4D-variational data assimilation with an adjoint air quality model for emission analysis

The problem of analyzing the chemical state of the troposphere and the associated emission scenario on the basis of observations and model simulations is considered. The method applied is the four-dimensional variational data assimilation method (4D-var) which iteratively minimizes the misfit between modeled concentration levels and measurements. The overall model–observation discrepancy is measured in terms of a cost function, of which the gradient is calculated for subsequent minimization by adjoint modeling. The model applied is the University of Cologne EURopean Air pollution Dispersion model (EURAD) simulating the meso-alpha scale. The forward and adjoint components are Bott’s horizontal and vertical advection scheme (Bott, Mon.

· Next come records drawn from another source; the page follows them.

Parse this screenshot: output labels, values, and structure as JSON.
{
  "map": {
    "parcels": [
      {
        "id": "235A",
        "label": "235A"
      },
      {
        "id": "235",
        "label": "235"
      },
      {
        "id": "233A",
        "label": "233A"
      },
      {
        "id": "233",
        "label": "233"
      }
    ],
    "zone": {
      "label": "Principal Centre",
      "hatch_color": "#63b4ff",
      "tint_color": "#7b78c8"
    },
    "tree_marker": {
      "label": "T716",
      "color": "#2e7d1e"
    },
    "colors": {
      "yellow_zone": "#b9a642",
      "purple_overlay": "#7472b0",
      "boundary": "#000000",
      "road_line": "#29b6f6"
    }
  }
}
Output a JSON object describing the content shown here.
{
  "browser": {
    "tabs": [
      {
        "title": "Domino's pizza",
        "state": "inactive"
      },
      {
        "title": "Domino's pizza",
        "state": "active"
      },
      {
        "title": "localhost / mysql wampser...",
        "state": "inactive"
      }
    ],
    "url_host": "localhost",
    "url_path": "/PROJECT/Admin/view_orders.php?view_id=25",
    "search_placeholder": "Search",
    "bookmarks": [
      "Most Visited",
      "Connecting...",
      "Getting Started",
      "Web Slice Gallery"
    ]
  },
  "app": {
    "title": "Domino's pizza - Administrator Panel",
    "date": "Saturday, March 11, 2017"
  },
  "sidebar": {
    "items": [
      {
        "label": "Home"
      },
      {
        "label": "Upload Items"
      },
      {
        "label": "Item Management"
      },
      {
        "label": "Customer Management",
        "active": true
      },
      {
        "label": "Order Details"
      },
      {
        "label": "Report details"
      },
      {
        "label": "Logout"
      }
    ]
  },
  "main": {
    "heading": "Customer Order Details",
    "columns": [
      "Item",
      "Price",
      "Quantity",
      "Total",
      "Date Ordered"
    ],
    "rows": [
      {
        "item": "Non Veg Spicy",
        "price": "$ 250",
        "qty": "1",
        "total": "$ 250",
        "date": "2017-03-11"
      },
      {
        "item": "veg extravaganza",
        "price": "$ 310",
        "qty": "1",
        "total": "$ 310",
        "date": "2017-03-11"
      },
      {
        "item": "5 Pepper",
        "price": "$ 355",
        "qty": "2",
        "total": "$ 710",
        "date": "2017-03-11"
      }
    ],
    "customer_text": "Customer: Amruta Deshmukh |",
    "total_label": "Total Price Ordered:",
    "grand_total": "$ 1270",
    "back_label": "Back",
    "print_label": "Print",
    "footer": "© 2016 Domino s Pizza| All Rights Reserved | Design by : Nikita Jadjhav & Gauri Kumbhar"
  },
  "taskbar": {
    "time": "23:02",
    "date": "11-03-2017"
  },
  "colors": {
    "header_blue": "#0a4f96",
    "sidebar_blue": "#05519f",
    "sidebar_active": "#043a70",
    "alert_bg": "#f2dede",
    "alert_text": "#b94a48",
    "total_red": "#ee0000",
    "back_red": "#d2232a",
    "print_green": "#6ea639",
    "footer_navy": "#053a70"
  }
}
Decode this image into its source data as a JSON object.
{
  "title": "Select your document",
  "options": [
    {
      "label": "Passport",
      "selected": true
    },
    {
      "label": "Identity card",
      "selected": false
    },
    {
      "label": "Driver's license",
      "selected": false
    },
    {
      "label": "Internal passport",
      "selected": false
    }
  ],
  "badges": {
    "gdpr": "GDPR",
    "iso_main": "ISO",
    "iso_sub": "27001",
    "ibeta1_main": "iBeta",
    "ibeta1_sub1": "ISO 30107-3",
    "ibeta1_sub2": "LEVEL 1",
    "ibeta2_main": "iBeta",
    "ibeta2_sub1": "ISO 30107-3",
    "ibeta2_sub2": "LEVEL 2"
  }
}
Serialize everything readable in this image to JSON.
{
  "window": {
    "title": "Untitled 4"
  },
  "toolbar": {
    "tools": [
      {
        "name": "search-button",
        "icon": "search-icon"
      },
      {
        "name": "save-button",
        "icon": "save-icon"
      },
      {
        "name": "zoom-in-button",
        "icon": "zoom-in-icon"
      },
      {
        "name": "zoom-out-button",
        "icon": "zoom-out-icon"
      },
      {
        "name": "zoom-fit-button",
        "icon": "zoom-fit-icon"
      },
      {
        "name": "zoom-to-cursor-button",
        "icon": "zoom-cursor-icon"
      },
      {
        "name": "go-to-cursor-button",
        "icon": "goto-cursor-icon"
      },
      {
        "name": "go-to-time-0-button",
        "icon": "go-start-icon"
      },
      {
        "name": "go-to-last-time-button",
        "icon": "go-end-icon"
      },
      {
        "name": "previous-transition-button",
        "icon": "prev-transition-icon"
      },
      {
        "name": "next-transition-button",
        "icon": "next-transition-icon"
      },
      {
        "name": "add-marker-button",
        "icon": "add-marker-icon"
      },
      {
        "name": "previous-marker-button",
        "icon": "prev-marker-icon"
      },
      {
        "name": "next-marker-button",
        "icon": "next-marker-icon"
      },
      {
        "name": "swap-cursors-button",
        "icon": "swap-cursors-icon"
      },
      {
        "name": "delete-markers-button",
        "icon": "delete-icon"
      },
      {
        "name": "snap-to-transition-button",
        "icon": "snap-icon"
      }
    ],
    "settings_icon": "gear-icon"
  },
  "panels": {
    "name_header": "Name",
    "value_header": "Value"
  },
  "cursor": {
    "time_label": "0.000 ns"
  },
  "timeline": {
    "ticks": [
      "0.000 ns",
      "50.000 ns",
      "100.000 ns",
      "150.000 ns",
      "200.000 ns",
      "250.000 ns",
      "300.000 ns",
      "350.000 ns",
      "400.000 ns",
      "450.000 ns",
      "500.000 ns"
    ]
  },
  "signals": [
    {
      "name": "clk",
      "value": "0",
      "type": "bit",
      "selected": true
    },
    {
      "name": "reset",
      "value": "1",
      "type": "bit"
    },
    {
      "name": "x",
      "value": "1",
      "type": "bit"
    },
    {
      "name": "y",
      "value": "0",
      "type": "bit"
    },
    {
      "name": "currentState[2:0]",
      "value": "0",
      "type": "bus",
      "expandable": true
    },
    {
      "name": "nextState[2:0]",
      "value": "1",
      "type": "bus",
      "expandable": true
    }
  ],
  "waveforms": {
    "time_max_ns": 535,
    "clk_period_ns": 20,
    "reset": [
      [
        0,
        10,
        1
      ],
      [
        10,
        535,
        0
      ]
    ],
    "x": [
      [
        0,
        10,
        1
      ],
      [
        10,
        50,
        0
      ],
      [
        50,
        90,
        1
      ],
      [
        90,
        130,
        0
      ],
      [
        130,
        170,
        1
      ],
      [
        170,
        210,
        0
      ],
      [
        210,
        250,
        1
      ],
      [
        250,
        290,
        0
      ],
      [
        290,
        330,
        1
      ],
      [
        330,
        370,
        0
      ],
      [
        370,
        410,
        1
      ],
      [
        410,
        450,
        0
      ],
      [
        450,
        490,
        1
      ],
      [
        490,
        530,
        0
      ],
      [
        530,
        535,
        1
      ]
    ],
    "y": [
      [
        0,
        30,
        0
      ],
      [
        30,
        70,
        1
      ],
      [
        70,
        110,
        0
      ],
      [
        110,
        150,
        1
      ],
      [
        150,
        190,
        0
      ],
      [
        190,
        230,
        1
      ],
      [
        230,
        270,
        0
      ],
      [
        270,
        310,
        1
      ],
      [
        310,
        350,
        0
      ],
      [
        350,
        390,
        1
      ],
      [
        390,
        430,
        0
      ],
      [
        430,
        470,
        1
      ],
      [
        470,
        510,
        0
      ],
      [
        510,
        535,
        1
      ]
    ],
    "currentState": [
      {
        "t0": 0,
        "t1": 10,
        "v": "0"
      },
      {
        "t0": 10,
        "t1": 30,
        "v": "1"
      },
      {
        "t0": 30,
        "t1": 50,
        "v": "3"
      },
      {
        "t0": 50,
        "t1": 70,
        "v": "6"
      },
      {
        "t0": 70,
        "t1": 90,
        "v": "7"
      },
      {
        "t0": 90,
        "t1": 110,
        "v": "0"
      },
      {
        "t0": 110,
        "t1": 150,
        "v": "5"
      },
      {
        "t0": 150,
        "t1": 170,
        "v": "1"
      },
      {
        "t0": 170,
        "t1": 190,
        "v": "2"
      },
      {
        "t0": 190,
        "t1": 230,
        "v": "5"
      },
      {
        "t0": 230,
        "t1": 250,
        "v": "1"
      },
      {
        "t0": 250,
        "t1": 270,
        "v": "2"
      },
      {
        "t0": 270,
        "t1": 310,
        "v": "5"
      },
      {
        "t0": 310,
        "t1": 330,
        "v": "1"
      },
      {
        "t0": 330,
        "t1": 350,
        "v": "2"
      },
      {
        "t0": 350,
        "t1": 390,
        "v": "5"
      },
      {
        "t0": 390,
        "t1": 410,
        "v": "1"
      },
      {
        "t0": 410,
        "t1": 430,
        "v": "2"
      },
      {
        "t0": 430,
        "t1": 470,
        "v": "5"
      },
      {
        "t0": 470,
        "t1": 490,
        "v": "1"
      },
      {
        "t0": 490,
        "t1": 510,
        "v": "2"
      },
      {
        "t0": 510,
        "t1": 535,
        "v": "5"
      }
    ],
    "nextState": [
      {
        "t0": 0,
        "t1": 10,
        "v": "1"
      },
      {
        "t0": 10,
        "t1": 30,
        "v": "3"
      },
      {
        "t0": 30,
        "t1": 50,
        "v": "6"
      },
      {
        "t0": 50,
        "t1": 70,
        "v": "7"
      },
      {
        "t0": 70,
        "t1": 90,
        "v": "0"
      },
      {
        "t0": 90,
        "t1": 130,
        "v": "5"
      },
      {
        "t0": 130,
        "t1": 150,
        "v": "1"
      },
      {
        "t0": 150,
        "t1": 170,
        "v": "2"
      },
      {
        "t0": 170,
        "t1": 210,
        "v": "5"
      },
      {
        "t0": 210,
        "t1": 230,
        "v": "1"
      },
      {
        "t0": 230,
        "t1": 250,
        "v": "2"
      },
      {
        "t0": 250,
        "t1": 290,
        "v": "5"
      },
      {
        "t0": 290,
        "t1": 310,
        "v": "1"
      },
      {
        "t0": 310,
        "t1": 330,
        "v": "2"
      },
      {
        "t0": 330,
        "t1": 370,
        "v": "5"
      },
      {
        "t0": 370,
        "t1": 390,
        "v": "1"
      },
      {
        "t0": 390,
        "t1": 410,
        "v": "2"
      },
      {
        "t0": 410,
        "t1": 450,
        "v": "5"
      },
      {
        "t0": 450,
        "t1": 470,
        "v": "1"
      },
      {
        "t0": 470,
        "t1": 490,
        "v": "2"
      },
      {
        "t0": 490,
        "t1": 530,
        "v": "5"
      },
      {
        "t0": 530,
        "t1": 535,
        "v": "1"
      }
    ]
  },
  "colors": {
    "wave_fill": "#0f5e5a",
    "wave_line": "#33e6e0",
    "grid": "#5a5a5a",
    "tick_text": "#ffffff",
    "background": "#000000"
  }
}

Wea. Rev. 117 (1989), 1006), implicit vertical diffusion, and the RADM2 gas phase chemistry. The basic feasibility of the adjoint modeling technique for emission rate assessment is demonstrated by identical twin experiments. The objective of the paper is to demonstrate the skill and limits of the 4D-var technique to analyze the emission rates of non-observed precursor constituents of ozone, when only ozone observations are available. It is shown that the space–time variational approach is able to analyze emission rates of NO directly. For volatile organic compounds (VOC), regularization techniques must be introduced, however.